<< 嬉しいコメントを頂きました。 | main | 「Panic」後日談、その2。 >>
「Panic」後日談、その1。

台風や北海道での大きな地震など、災害が続いております。
私も京都の実家で停電や屋根瓦が飛ぶなどの被害があり、
大事には至りませんでしたがバタバタとしておりました。
テレビのニュースを見る度に、これ以上被害が広がらないように
祈ると同時に、この状況でもまだオリンピックの準備を進める
日本という国に心から憤りを感じてしまいます。
秋雨前線の影響でまたしばらく雨が続きそうですが、
被災地の方はもちろん、皆様くれぐれもお気をつけ下さい。

こんな時だからこそ、我々ものづくりをする人間は
可能な限り生産を止めてはいけないなと、
グラフィックデザイン、ルアークラフト共に
いつも通り今自分に出来る事から進めております。

先日無事に発売日を迎え、ご好評を頂戴致しました「Panic」。
ご購入頂きました皆様、本当にありがとうございます。
また、制作数の関係でご希望のカラーをご準備出来ない状況も
ございました、大変申し訳ございません。
秋の大物狙いに是非使って頂けましたら幸いです。

で、後日談を少々。

琵琶湖湖北で実績の高い「直立ペンシル(ミノーペンシル)」が
「Panic」の出発点であったことは既にお話しましたが、
既存のルアーを少々の改良で作るつもりは更々ありませんでした。
「ジッパーサウンドシステム」をはじめ、
いくつもの釣れる要素を加え、余計なものは省き、
「これまでとは性質の違うルアー」を完成させるまでには
随分と頭を悩まし、何度もテストを繰り返してきました。

当初は「直立ペンシル(ミノーペンシル)」が得意とする
ピンポイントでの「おじぎ&ダイブアクション」をメインに、
何かしらのギミックで「短距離スイムアクション」を
このルアーには追加する予定でした。

基盤素材やアルミ素材など、様々な形状・角度の「リップ」を
試しているのがお分かりかと思います。
この他にもヘッド自体の形状でスイムさせようと考えたものや、
ボディー後方に水の抵抗を受けるパーツを使ったものなど、
多くのテストモデルが存在します。
実はこれ、管理釣り場でのトラウトルアー(もちろん自作です)で
既に良い釣果を上げているカテゴリーではあったので、
「これはこれで釣れる」という「ある程度」のところまでは
割と簡単に完成したのですが、バス用にサイズアップした途端に
欲しかった動きが弱くなり、何より見た目が「ただのミノー」に
なってしまいました。
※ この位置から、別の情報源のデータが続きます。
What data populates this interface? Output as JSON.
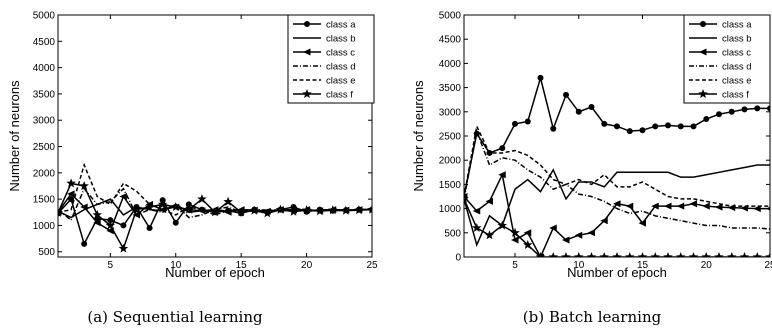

これじゃあ普通のミノーと思われちゃう(笑)
調度その頃「直立ペンシル」には苦手なはずの
「スケーティングアクション」が奇麗に出来ることに気付きます。
ウエイトのいくつかが「ジッパーサウンドシステム」内で
前方まで大きく移動する事によって可能になった、
当初は全く思いもしなかった面白い結果でした。
それからはリップなどは全て省き、ウエイトの位置を再考し、
メインの「おじぎ&ダイブアクション」と
奥の手の「スケーティングアクション」の比率の調整に
時間を使うことになるのですが、結果的に欲しかった
「これまでとは性質の違うルアー」に落とし込めたと思っています。

さて、余談になりますが、私がテスト中に何度も遭遇し、
お使い頂く皆様にも是非ご注意頂きたい状況をひとつ。

「Panic」を遠投しアクションを始めると、どこからともなく
たくさんの鳶(とび)や鷹(たか)が集まってきて、
順番に「Panic」を襲い始めることがあります(笑)
いやいや、笑い事ではないですね、
気をつけないと本当にルアーを空高く持っていかれますし、
間違ってフッキングしようものなら鳥も自分も大惨事。
これまで他のルアーで同じようなことは何度もあったのですが、
釣りにならないくらい執拗に襲われたのは「Panic」が初でした。
猛禽類のあの高性能な目を騙せるのだから、バスならもっと……
と、ある意味テストの一環にはなったのですが(笑)

で、これはあくまで私の感覚ですが「HM(ハーフムーン)」が
最も襲われやすいカラーだと(笑)左右のコントラスト(明滅)なのか、
テールのフェザーなのか、ちゃんとした理由は分かりませんが、
このカラーが最もしつこく、そして躊躇なく襲われていました。
「HM(ハーフムーン)」をお使いの方、特にお気をつけ下さい。